By Sascha Krieger
Sheytan vojud nadarad (Competition / Germany, Czech Republic, Iran / Director: Mohammad Rasoulouf)
A man drives down a winding ramp in a parking garage. Dreary, badly lit, like a maze he will not get out of. Near the end, he will drive it up again, no beginning, no end. At least not for him. In the first of the film’s four episodes, a man goes through his everyday life, stoically, without much emotion, not even when quarreling with his wife when she complaints about the many small instances of discrimination in today’s Iran. Small hints at a country in which all is not okay, but nothing (except maybe the moment when the man stays put at a green light on his way to work) to prepare the viewer for the brutal, abrupt, frighteningly matter-of-fact ending.

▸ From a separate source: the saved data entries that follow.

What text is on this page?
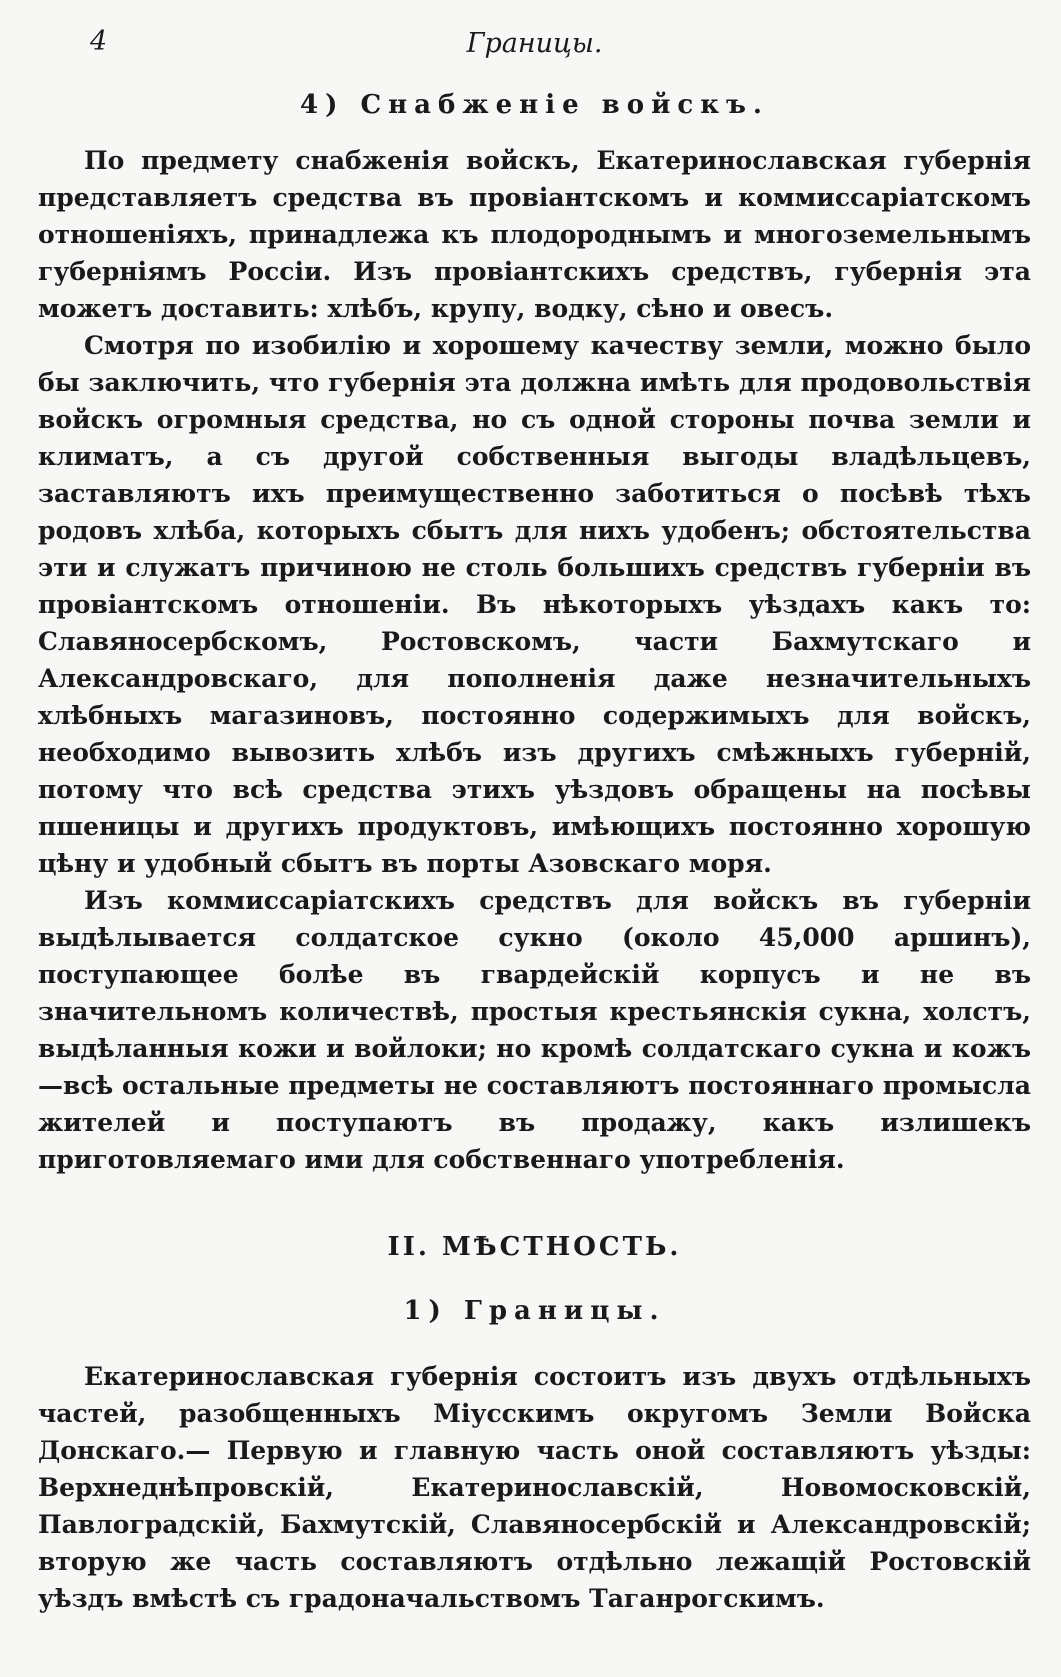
4	Границы.
4) Снабженіе войскъ.

По предмету снабженія войскъ, Екатеринославская губернія представляетъ средства въ провіантскомъ и коммиссаріатскомъ отношеніяхъ, принадлежа къ плодороднымъ и многоземельнымъ губерніямъ Россіи. Изъ провіантскихъ средствъ, губернія эта можетъ доставить: хлѣбъ, крупу, водку, сѣно и овесъ.

Смотря по изобилію и хорошему качеству земли, можно было бы заключить, что губернія эта должна имѣть для продовольствія войскъ огромныя средства, но съ одной стороны почва земли и климатъ, а съ другой собственныя выгоды владѣльцевъ, заставляютъ ихъ преимущественно заботиться о посѣвѣ тѣхъ родовъ хлѣба, которыхъ сбытъ для нихъ удобенъ; обстоятельства эти и служатъ причиною не столь большихъ средствъ губерніи въ провіантскомъ отношеніи. Въ нѣкоторыхъ уѣздахъ какъ то: Славяносербскомъ, Ростовскомъ, части Бахмутскаго и Александровскаго, для пополненія даже незначительныхъ хлѣбныхъ магазиновъ, постоянно содержимыхъ для войскъ, необходимо вывозить хлѣбъ изъ другихъ смѣжныхъ губерній, потому что всѣ средства этихъ уѣздовъ обращены на посѣвы пшеницы и другихъ продуктовъ, имѣющихъ постоянно хорошую цѣну и удобный сбытъ въ порты Азовскаго моря.

Изъ коммиссаріатскихъ средствъ для войскъ въ губерніи выдѣлывается солдатское сукно (около 45,000 аршинъ), поступающее болѣе въ гвардейскій корпусъ и не въ значительномъ количествѣ, простыя крестьянскія сукна, холстъ, выдѣланныя кожи и войлоки; но кромѣ солдатскаго сукна и кожъ—всѣ остальные предметы не составляютъ постояннаго промысла жителей и поступаютъ въ продажу, какъ излишекъ приготовляемаго ими для собственнаго употребленія.

II. МѢСТНОСТЬ.
1) Границы.

Екатеринославская губернія состоитъ изъ двухъ отдѣльныхъ частей, разобщенныхъ Міусскимъ округомъ Земли Войска Донскаго.— Первую и главную часть оной составляютъ уѣзды: Верхнеднѣпровскій, Екатеринославскій, Новомосковскій, Павлоградскій, Бахмутскій, Славяносербскій и Александровскій; вторую же часть составляютъ отдѣльно лежащій Ростовскій уѣздъ вмѣстѣ съ градоначальствомъ Таганрогскимъ.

Narrated in a naturalistic style, this unspectacular story suddenly opens up a universe of moral questions – and completely changes the look at the character and everything else we’ve seen. This first of four stories about the death penalty and the moral decisions to be made when having – presumably – no choice is the strongest as the film suffers somewhat from the problem of episode films. Having introduce the issue, it widens the conversation: episodes 2 and 3 deal with different choices when faced with the order to kill, the third opening the perspective on the consequences this has on a person’s life and those around them, with episode 4 looking at the long-term effects. This all makes sense, is well-observed and without simple answers. The quality of the episodes vary, however. Especially the second is rather heavy-handed with a way to easy outcome, episode 3 could do with a little less of the dramatics while episode 4 comes closest to resume the opening story’s serious tone, showing what the decision to kill or not to kill really does to those confronted with it. Overall, this is a film that gets under the audience’s skin, asking the right questions and mostly in the right ways. Not a lesson but a maze in which simple answers and clear ways out are impossible to come by. It ends with a standstill, a tiny car in the distance among a hostile wide landscape. Where to go? Nobody knows.